Broadcasting - As discussed earlier, a Learning Brain sends the observations for all its Agents to the Python API when dragged into the Academy's
Broadcast Hubwith the
Controlcheckbox checked. This is helpful for training and later inference. Broadcasting is a feature which can be enabled all types of Brains (Player, Learning, Heuristic) where the Agent observations and actions are also sent to the Python API (despite the fact that the Agent is not controlled by the Python API). This feature is leveraged by Imitation Learning, where the observations and actions for a Player Brain are used to learn the policies of an agent through demonstration. However, this could also be helpful for the Heuristic and Learning Brains, particularly when debugging agent behaviors. You can learn more about using the broadcasting feature here.
Docker Set-up (Experimental) - To facilitate setting up ML-Agents without installing Python or TensorFlow directly, we provide a guide on how to create and run a Docker container.

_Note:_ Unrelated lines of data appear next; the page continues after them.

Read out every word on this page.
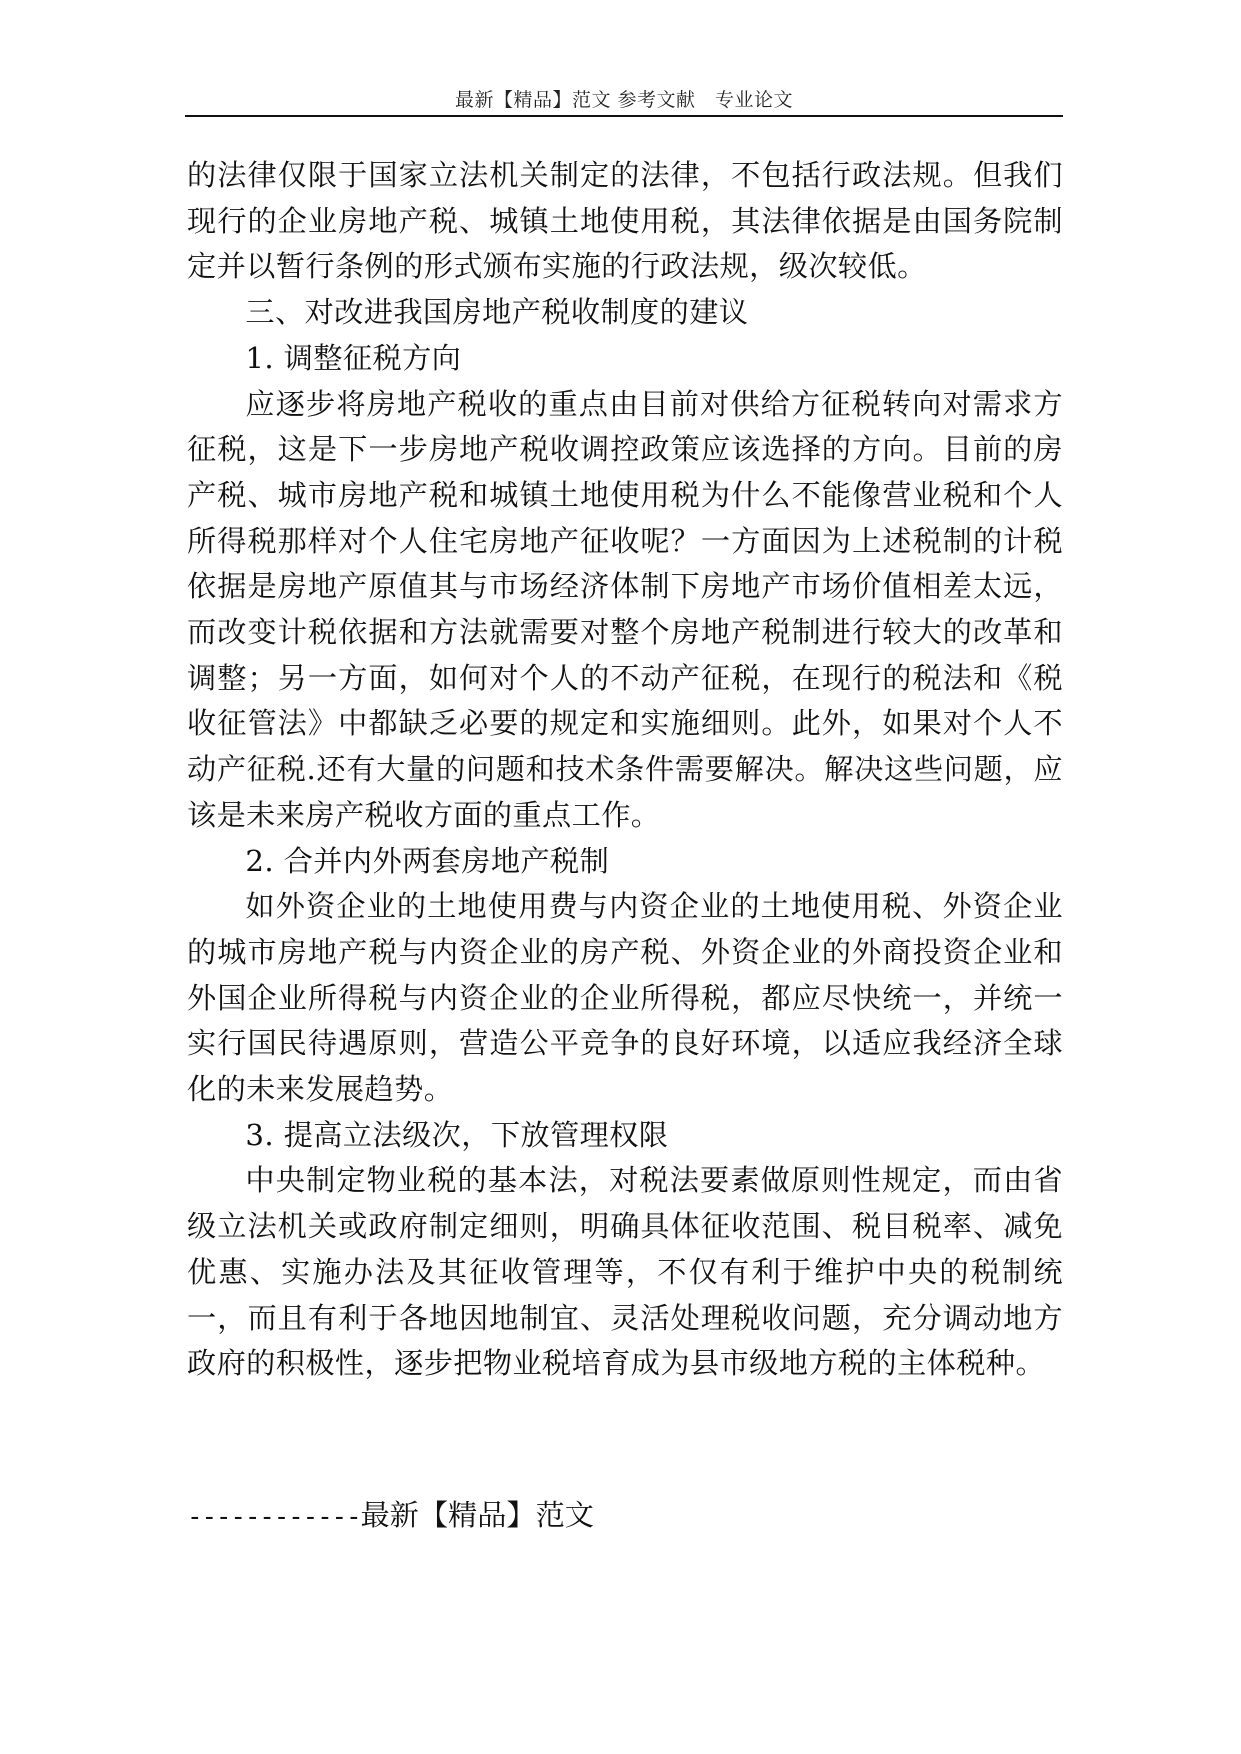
最新【精品】范文 参考文献　专业论文

的法律仅限于国家立法机关制定的法律，不包括行政法规。但我们现行的企业房地产税、城镇土地使用税，其法律依据是由国务院制定并以暂行条例的形式颁布实施的行政法规，级次较低。

三、对改进我国房地产税收制度的建议

1. 调整征税方向

应逐步将房地产税收的重点由目前对供给方征税转向对需求方征税，这是下一步房地产税收调控政策应该选择的方向。目前的房产税、城市房地产税和城镇土地使用税为什么不能像营业税和个人所得税那样对个人住宅房地产征收呢？一方面因为上述税制的计税依据是房地产原值其与市场经济体制下房地产市场价值相差太远，而改变计税依据和方法就需要对整个房地产税制进行较大的改革和调整；另一方面，如何对个人的不动产征税，在现行的税法和《税收征管法》中都缺乏必要的规定和实施细则。此外，如果对个人不动产征税.还有大量的问题和技术条件需要解决。解决这些问题，应该是未来房产税收方面的重点工作。

2. 合并内外两套房地产税制

如外资企业的土地使用费与内资企业的土地使用税、外资企业的城市房地产税与内资企业的房产税、外资企业的外商投资企业和外国企业所得税与内资企业的企业所得税，都应尽快统一，并统一实行国民待遇原则，营造公平竞争的良好环境，以适应我经济全球化的未来发展趋势。

3. 提高立法级次，下放管理权限

中央制定物业税的基本法，对税法要素做原则性规定，而由省级立法机关或政府制定细则，明确具体征收范围、税目税率、减免优惠、实施办法及其征收管理等，不仅有利于维护中央的税制统一，而且有利于各地因地制宜、灵活处理税收问题，充分调动地方政府的积极性，逐步把物业税培育成为县市级地方税的主体税种。

------------最新【精品】范文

Cloud Training on AWS - To facilitate using the ML-Agents toolkit on Amazon Web Services (AWS) machines, we provide a guide on how to set-up EC2 instances in addition to a public pre-configured Amazon Machine Image (AMI).
Cloud Training on Microsoft Azure - To facilitate using the ML-Agents toolkit on Azure machines, we provide a guide on how to set-up virtual machine instances in addition to a pre-configured data science image.
Summary and Next Steps
To briefly summarize: The ML-Agents toolkit enables games and simulations built in Unity to serve as the platform for training intelligent agents. It is designed to enable a large variety of training modes and scenarios and comes packed with several features to enable researchers and developers to leverage (and enhance) machine learning within Unity.
To help you use ML-Agents, we've created several in-depth tutorials for installing ML-Agents, getting started with the 3D Balance Ball environment (one of our many sample environments) and making your own environment.